Using media from the public domain can be tricky because, again, you must take the time to identify and confirm that the music you intend to use is actually in the public domain. But once you have done your research, it is smooth sailing!

Music Licensed Under Creative Commons

A Creative Commons license allows you to use a specific music track without having to pay for it. While Creative Commons licenses are great, they do not come without some stipulations. If you are in breach of these conditions at any point during your podcast, you may end up in hot water, too.

To sum it up, no matter what license the music track you add to your podcast uses, it is vital to abide by the conditions set by the open license. 

A few of the stipulations or conditions you may come across when using a Creative Commons license are the following opposing allowed uses:

Non-commercial Commercial 
No attribution Attribution 
Ability to change No ability to change
Must use same terms to license remixed works No need to license remixed works or use the same terms

Make sure you abide by the specific stipulations of the creative commons license to avoid legal problems. While misuse of Creative Commons music probably will not incur as many fees as copyright infringement of a big record company, any fees add up!

The Free Music Archive

Free Music Archive is a website that shares music available without the cost of royalties. This music comes from talented artists all around the world. 

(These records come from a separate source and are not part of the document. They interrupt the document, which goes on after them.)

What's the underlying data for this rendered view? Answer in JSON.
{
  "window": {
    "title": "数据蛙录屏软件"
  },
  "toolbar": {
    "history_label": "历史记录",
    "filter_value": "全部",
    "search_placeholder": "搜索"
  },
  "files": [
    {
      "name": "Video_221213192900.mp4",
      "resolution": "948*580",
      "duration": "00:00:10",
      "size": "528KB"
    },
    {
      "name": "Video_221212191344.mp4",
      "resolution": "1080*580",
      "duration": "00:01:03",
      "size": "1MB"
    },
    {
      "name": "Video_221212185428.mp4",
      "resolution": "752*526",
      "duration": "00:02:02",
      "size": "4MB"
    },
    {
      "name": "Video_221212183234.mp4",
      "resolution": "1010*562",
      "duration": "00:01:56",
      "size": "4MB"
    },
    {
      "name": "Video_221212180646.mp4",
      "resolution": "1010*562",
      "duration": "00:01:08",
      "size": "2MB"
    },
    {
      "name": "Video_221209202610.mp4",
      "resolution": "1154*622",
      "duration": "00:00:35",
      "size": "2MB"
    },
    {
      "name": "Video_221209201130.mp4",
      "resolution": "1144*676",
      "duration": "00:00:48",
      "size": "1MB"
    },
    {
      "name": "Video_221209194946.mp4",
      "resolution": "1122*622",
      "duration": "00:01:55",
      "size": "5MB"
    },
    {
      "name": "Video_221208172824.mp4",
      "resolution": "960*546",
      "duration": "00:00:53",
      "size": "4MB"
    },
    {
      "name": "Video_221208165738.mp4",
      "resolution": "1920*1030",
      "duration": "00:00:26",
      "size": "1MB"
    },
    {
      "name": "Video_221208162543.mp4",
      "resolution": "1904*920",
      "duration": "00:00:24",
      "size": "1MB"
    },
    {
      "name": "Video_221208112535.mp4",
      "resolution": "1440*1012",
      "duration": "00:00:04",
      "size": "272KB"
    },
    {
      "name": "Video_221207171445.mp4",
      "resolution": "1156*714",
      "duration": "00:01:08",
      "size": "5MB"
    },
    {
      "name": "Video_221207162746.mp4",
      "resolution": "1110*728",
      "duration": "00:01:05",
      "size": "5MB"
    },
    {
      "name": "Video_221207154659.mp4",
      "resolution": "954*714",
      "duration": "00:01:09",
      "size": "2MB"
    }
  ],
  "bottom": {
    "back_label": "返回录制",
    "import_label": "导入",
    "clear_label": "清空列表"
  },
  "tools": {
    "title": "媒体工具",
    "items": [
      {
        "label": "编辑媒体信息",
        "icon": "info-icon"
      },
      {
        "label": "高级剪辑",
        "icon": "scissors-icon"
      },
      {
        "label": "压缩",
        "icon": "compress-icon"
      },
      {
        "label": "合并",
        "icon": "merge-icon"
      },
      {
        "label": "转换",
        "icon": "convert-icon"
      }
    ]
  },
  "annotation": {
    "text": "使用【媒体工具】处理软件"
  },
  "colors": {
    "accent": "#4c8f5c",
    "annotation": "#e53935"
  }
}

One perk of this organization is they will help you sort out any copyright infringement claims if you have flagged content due to your use of their music. 

Additionally, attribution of the artist is not required

And if you are willing to pay a small fee, depending on the licensing you need, Free Music Archives has a sibling site: Tribe of Noise PRO!

Free Sound: Royalty-Free Music Tracks

Another free alternative to purchasing expensive music licenses is to use Free Sound. Free Sound is a database for music and sounds.

Everything is free as long as you abide by the proper licensing agreement. 

This database has a great search feature that allows you to find clips that sound like a specific type of sound. For example, you could search for “baa” to find a sheep noise. 

You can further choose the type of license you are looking for to best fit your project. 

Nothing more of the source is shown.